Recherche et enseignement supérieur en Europe : Situations diverses, problèmes communs
- Parution
- 03/2023
- Numéro
- 432
Edito par Michel Maric et Chantal Pacteau
Après la déclaration de la Sorbonne en 1998, celle de Bologne signée en 1999 affirmait l’objectif de construire un espace européen de l’enseignement supérieur (EEES) en organisant, officiellement à partir de 2010, un processus de convergence des systèmes d’enseignement supérieur des pays européens et la construction progressive d’une Europe de l’enseignement supérieur et de la recherche (ESR). D’abord focalisée sur la reconnaissance des diplômes en Europe (réforme LMD) et la mobilité des étudiants (en particulier avec le système de « transferts de crédits » ou ECTS et les échanges Erasmus), la démarche répondait à l’objectif de « libre circulation des personnes et des biens » organisée par le traité de Maastricht de 1992.
Aujourd’hui, près de vingt-cinq ans plus tard, l’ESR reste organisé au niveau national, voire infranational. Ce qui reste commun, comme l’affirment dans ce dossier Susan Flocken, directrice européenne de l’Internationale de l’Éducation et Rob Copland, président du Comité permanent de l’ESR, ce sont les fortes pressions qui pèsent sur les personnels de l’ESR, la faiblesse des rémunérations ou l’accroissement de la précarité faisant de l’ESR en Europe « l’une des professions les plus précaires de notre époque ».
Et les pressions sur l’ESR ne cessent de croître : pressions liées à l’absurde volonté de mise en concurrence de tous contre tous alors même que nos professions sont organisées et structurées par des principes fort de coopération, pressions politiques qui deviennent si fortes qu’elles mettent en péril les libertés académiques et pourtant l’une des conditions essentielle à l’efficacité même du travail scientifique et pédagogique.

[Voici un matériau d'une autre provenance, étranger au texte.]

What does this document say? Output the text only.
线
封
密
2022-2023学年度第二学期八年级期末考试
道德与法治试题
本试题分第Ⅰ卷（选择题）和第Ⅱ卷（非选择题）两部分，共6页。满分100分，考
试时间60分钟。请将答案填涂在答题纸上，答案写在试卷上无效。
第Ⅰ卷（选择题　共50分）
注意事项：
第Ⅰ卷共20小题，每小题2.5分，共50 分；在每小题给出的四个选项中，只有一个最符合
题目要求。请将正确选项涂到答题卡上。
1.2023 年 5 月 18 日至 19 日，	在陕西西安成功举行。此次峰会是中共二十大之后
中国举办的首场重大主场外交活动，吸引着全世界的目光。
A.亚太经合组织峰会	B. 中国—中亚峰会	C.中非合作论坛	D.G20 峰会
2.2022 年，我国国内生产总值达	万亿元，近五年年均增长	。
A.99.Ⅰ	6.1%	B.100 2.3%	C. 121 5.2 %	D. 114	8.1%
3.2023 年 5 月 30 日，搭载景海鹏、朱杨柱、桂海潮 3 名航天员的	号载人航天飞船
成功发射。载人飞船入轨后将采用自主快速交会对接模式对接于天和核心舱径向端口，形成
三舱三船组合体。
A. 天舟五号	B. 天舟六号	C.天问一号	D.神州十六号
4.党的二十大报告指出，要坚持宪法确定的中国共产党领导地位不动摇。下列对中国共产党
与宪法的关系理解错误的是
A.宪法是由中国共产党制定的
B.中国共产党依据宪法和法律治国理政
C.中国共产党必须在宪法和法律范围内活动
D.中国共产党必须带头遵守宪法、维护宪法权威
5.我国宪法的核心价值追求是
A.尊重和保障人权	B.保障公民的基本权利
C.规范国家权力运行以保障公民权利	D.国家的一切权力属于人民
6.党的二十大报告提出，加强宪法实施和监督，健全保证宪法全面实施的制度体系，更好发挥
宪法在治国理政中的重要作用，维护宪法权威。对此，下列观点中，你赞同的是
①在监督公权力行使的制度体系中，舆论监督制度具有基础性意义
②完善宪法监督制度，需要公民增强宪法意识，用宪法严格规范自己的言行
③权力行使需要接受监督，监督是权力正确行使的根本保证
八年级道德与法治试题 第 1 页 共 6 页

Car favoriser la « mobilité » des étudiants et des chercheurs au niveau européen, c’est s’interroger, par exemple, sur les conditions de la mobilité des personnels de l’ESR, sur la transférabilité des droits à la retraite, sur les conditions dans lesquelles les étudiants peuvent construire un parcours de formation entre les pays européens – y compris pour ceux qui sont socialement moins favorisés. Favoriser la construction d’un espace européen de l’ESR, c’est s’interroger sur le rythme de la convergence organisée, sur la place que l’on souhaite donner aux syndicats européens de l’ESR, et l’organisation – par exemple entre public et privé – de cet espace. C’est aussi avoir une connaissance suffisante de l’ESR pour ne pas détruire en chemin les fondements de son existence et les conditions même de son fonctionnement : les menaces qui pèsent désormais sur les libertés académiques sont, y compris sur ce plan, a présent particulièrement inquiétantes.
C’est ce que fait ce dossier.
En outre, il s’agit ici de pointer quelques dangers particuliers et les énormes difficultés qui subsistent : l’accès aux données pour les chercheurs dans le cadre du nouveau règlement sur les services numériques (DSA), la question des conditions de travail et le dialogue avec les syndicats qu’illustre magistralement la situation actuelle au Royaume-Uni, la fuite des cerveaux dans ce contexte qui s’affirme désormais dans certains pays, à l’instar de la Serbie, les questions de droit du travail des personnels de l’ESR qu’illustre ici le cas du Portugal, ou les conditions mêmes du recrutement étudiant par les universités, en particulier via les plateformes, qu’illustre tristement le cas français.
A l’heure ou d’inquiétants reculs démocratiques s’affirment en Europe, il devient sans doute urgent pour le projet européen de changer de voie, notamment pour l’ESR.